31 March 2016
Mexico: Reform Provides New Impetuses for the Economy
- Well-developed manufacturing sector
- Extensive network of free-trade agreements
- Geographical proximity to the US
- Dependence on US economic performance
- Public security problems
- High poverty rate
Since taking office in 2012, President Enrique Peña Nieto from the Institutional Revolutionary Party (PRI) has acted swiftly on his reform agenda, aiming to address the country’s long term structural weaknesses that have impeded economic efficiency. Peña Nieto introduced initiatives to set limits on the state’s longstanding monopoly on the extraction, production and distribution of oil, gas and electricity by allowing private investments. He reduced the power of the telecommunications giants by opening the door to competition. The fiscal reforms were passed with an objective to boost government revenues by 3% of GDP by 2018.
As the legislative phase of the reforms was completed, the government will focus on the implementation of the reforms, notably by ensuring that the new regulatory institutions could effectively address the lack of competition and underperformance in the reformed sectors. For instance, Mexico's total oil production in 2014 had declined by 27% from its peak in 2004 due to operational inefficiency. Crude oil production was at its lowest level since 1986.
High poverty rate in Mexico represents a major social issue. According to the government data, the rate increased to 46.2% last year from 45.5% in 2012, equivalent to 55 million people in the country. Mexico’s drug-related violence has been another deeply-rooted problem for the country. In combating the threats of drug trafficking and organised crime, Mexico has been closely co-operating with the US, its dominant trade and investment partner. Both countries recognise the mutual benefits of maintaining a close relation, and have pledged to strengthen co-operation on security issues. Relationship with the US will remain the administration’s key foreign policy priority.

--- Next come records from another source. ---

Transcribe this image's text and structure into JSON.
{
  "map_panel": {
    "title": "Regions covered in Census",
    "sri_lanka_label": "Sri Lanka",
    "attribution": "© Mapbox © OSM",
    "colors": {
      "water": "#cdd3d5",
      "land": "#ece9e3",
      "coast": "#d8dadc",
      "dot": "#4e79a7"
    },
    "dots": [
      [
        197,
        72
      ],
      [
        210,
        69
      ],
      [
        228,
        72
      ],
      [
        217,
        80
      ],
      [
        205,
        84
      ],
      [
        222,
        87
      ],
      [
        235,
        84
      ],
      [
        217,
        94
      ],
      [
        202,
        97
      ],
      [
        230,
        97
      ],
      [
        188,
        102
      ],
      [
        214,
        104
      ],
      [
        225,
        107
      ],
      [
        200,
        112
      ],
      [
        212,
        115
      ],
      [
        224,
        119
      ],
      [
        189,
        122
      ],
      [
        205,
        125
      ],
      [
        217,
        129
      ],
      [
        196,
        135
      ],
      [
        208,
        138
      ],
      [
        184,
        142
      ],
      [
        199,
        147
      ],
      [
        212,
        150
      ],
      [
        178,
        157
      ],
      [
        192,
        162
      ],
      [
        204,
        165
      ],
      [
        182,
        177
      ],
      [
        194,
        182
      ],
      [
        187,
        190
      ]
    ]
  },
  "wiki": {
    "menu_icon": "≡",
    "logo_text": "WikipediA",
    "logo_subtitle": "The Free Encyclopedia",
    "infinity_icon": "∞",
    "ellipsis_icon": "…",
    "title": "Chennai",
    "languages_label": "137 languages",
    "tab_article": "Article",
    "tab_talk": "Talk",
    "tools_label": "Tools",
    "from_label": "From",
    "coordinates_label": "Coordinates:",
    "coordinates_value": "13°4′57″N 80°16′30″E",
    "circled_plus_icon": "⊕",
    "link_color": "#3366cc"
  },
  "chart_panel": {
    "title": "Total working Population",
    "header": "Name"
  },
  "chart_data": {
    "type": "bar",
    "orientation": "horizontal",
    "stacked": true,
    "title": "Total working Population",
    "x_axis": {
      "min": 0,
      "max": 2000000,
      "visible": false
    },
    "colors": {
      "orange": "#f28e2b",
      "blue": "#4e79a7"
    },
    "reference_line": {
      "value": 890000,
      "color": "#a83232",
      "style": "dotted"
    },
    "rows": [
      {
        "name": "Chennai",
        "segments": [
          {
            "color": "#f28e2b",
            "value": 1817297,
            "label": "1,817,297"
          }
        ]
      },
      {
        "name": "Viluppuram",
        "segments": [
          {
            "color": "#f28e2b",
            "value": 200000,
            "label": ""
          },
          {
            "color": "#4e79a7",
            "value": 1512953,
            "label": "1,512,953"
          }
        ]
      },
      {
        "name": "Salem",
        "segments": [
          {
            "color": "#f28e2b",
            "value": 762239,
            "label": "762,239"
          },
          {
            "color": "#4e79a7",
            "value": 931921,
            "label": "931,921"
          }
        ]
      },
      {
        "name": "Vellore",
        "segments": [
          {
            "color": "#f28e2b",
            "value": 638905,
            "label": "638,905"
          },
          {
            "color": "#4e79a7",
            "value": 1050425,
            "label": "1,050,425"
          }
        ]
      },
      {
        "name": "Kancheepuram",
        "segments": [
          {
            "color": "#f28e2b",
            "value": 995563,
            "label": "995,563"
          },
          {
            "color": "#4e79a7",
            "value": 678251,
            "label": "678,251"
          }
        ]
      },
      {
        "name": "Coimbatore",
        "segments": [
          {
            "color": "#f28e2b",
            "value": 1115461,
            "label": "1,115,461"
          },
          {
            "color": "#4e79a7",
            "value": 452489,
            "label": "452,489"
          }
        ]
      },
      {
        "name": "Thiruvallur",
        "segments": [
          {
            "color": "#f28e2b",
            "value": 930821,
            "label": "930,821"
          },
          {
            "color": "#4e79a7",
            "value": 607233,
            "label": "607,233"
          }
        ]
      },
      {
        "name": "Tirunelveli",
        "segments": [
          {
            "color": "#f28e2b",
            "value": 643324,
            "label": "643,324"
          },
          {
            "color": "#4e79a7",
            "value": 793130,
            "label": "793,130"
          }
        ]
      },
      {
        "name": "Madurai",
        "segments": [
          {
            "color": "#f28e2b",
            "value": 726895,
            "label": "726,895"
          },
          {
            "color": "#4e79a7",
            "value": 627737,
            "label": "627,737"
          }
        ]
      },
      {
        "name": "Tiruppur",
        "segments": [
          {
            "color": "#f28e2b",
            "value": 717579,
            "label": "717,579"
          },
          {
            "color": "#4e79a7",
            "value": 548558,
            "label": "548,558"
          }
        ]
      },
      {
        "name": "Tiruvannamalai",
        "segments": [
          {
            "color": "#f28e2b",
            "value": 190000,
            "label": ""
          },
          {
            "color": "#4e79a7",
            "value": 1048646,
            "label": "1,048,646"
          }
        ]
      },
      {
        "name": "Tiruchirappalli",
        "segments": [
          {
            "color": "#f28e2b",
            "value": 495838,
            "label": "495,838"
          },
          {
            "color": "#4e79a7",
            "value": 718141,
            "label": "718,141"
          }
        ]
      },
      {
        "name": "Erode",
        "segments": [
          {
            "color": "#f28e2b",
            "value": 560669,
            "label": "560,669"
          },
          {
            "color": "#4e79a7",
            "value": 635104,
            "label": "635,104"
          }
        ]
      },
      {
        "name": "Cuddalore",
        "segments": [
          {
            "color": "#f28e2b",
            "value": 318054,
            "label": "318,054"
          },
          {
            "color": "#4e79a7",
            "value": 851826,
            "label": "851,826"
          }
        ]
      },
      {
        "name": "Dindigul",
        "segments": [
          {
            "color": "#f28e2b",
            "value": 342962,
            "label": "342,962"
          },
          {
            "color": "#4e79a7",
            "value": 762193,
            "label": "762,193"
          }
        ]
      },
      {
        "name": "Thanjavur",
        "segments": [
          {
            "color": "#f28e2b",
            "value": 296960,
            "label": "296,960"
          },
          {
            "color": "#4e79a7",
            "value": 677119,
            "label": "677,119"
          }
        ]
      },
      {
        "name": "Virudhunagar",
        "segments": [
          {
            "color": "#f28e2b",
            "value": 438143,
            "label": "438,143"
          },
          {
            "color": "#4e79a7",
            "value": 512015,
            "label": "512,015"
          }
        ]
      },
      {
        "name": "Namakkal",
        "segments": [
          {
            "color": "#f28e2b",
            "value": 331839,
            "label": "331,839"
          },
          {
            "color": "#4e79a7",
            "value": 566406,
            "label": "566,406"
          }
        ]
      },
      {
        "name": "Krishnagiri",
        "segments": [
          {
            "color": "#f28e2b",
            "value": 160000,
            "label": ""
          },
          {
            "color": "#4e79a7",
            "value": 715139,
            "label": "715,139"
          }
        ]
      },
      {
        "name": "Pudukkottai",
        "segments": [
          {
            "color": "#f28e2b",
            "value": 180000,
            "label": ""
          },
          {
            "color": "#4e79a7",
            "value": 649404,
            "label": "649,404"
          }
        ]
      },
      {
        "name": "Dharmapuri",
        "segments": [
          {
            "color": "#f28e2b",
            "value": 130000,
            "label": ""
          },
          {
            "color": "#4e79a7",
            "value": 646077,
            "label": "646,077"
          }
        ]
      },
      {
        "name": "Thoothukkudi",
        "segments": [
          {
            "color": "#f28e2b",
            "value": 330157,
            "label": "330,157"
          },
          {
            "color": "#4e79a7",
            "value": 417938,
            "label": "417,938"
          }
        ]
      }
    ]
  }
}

Mexico is the second largest economy in Latin America, behind Brazil. It is an export-oriented industrial economy, producing a wide range of goods from automotive, aeronautical and electronic products, to low-end goods like clothing and textiles. It is also a major non-OPEC oil producer. Amid weak domestic demand and lackluster global economic activity, Mexico’s economy has registered annual growth of below 3% since 2013. The central bank has kept its benchmark interest rate at a record low of 3% for more than a year, and the cut in government spending will last into 2016. The Mexico Peso has depreciated by 12% against the US dollar year-to date and by about 20% over the past 12 months.
In September 2014, inflation rate fell to 2.5%, its lowest level on record. Mexico would benefit from the improving US economy, given that the US is the destination of almost 80% of Mexico’s exports. Looking ahead, if the structural reforms are properly implemented, Mexico’s economy could see a higher growth as the benefits gradually materialise by eliminating some bottlenecks, enhancing competition, reducing labor market rigidities and attracting the much-needed private investment, particularly in infrastructure and the energy sector. Given that oil revenue funds about a third of federal spending, diversification of fiscal revenues away from the oil sector would be needed, especially if oil prices remain low for a prolonged period.
Hong Kong-Mexico Trade
Total exports from Hong Kong to Mexico increased by 26.0% from HK$22,846 million in 2013 to HK$28,791 million in 2014. The top three export categories to Mexico were: (1) telecommunications, audio & video equipment (+50.8%), (2) electrical machinery, apparatus & appliances, & parts (+2.9%), and (3) office machines & computers (+46.7%), which represented 79.7% of total exports to Mexico.
ECIC Underwriting Experience
The ECIC imposes no restrictions on covering Mexican buyers. Currently, the insured buyers in Mexico range from small and medium sized companies to listed companies. For 2014, the number and the amount of credit limit applications on Mexico decreased by 13.1% and 43.6% respectively, while insured business increased by 26.9%. Major insured products were electronics, office & stationery supplies, and furniture, which represented 40.4% of ECIC’s insured business on Mexico. The Corporation’s underwriting experience on Mexico has been acceptable, with two payment difficulty and three claim payment cases of moderate amount reported from October 2014 to September 2015, involving clothing, electronics, toys, and camera & optical goods.